Elements default to a single element set containing #nan. It is explained below that this can be written {nan}. Note that nan is not a value. But yields the value NaN when expressed without input parameters.

{:}

An empty set is written as {}. A two element set is written as {A,B} or {A B}. Here A is assigned ordinal 0, and B is assigned ordinal 1. Ordinals can be skipped by writing {A,2:B}. Here A is again assigned ordinal 0, and B is instead assigned ordinal 2. Ordinals must be positive whole numbers.

If A is itself a set then this must be acknowledged by writing {A} or {{A},B} or else A will be taken as the 0 ordinal element of set A. This does not introduce an intermediary set.
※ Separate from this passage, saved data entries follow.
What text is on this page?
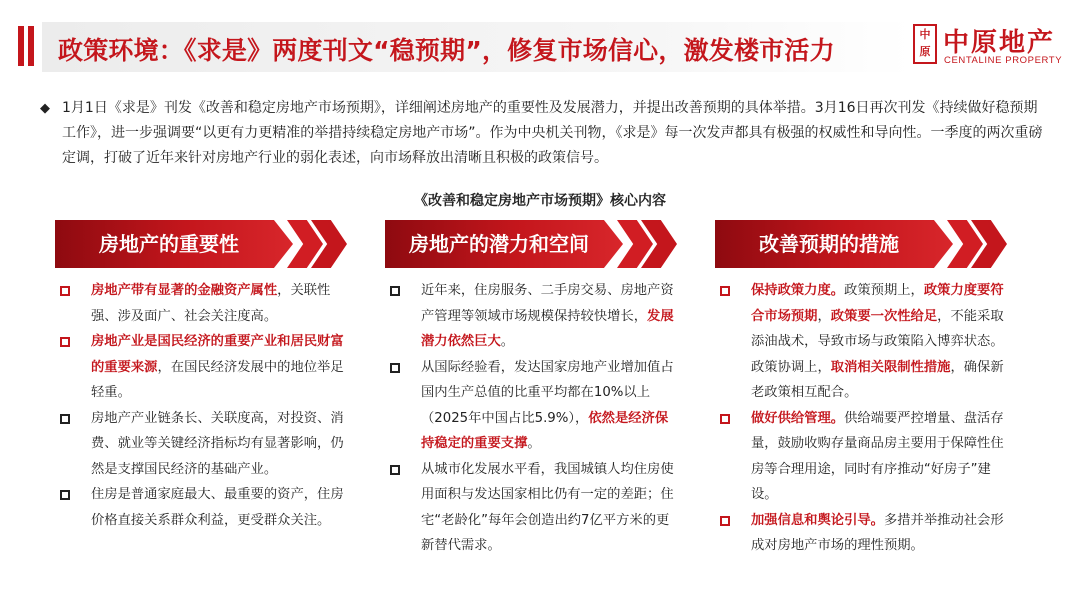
政策环境：《求是》两度刊文“稳预期”，修复市场信心，激发楼市活力
中
原 中原地产
CENTALINE PROPERTY
◆ 1月1日《求是》刊发《改善和稳定房地产市场预期》，详细阐述房地产的重要性及发展潜力，并提出改善预期的具体举措。3月16日再次刊发《持续做好稳预期工作》，进一步强调要“以更有力更精准的举措持续稳定房地产市场”。作为中央机关刊物，《求是》每一次发声都具有极强的权威性和导向性。一季度的两次重磅定调，打破了近年来针对房地产行业的弱化表述，向市场释放出清晰且积极的政策信号。

《改善和稳定房地产市场预期》核心内容
房地产的重要性
房地产带有显著的金融资产属性，关联性强、涉及面广、社会关注度高。
房地产业是国民经济的重要产业和居民财富的重要来源，在国民经济发展中的地位举足轻重。
房地产产业链条长、关联度高，对投资、消费、就业等关键经济指标均有显著影响，仍然是支撑国民经济的基础产业。
住房是普通家庭最大、最重要的资产，住房价格直接关系群众利益，更受群众关注。
房地产的潜力和空间
近年来，住房服务、二手房交易、房地产资产管理等领域市场规模保持较快增长，发展潜力依然巨大。
从国际经验看，发达国家房地产业增加值占国内生产总值的比重平均都在10%以上（2025年中国占比5.9%），依然是经济保持稳定的重要支撑。
从城市化发展水平看，我国城镇人均住房使用面积与发达国家相比仍有一定的差距；住宅“老龄化”每年会创造出约7亿平方米的更新替代需求。
改善预期的措施
保持政策力度。政策预期上，政策力度要符合市场预期，政策要一次性给足，不能采取添油战术，导致市场与政策陷入博弈状态。政策协调上，取消相关限制性措施，确保新老政策相互配合。
做好供给管理。供给端要严控增量、盘活存量，鼓励收购存量商品房主要用于保障性住房等合理用途，同时有序推动“好房子”建设。
加强信息和舆论引导。多措并举推动社会形成对房地产市场的理性预期。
Too add an anonymous set write {{A,1,2},B} or {{{A},1,2},B} depending on whether element A is to be a set or number reference.

el

el yields undefined behavior. el(A) yields A as a set, or {A}. el(A,1) yields the ordinal 1 element of the set A as a set. el(A,1,2) yields the ordinal 2 element of the ordinal 1 set of set A.

no

no yields undefined behavior. no(A) yields one more than the greatest ordinal of set A, or 0 if A is the empty set {}, or 1 if A is in fact not a set.

no(A,1) yields the number of elements equal to the number 1 with respect to #_E. no(A,1,2) yields the number of elements between the range of 1 and 2. no(A,1,2,0) yields the number of elements between 1 and 2 with a precision of 0, or 0 is used in place of _E.

no(A,{B}) yields the number of elements of set A that reference B. no(A,{B,C}) is equivalent to no(A,{B})+no(A,{C}).

Tip: no(A)-no(A,nan) yields the number of non-NaN elements in set A. But this looks for the value NaN. Since ordinals default to {nan} you may want to look for no(A,{nan}) instead.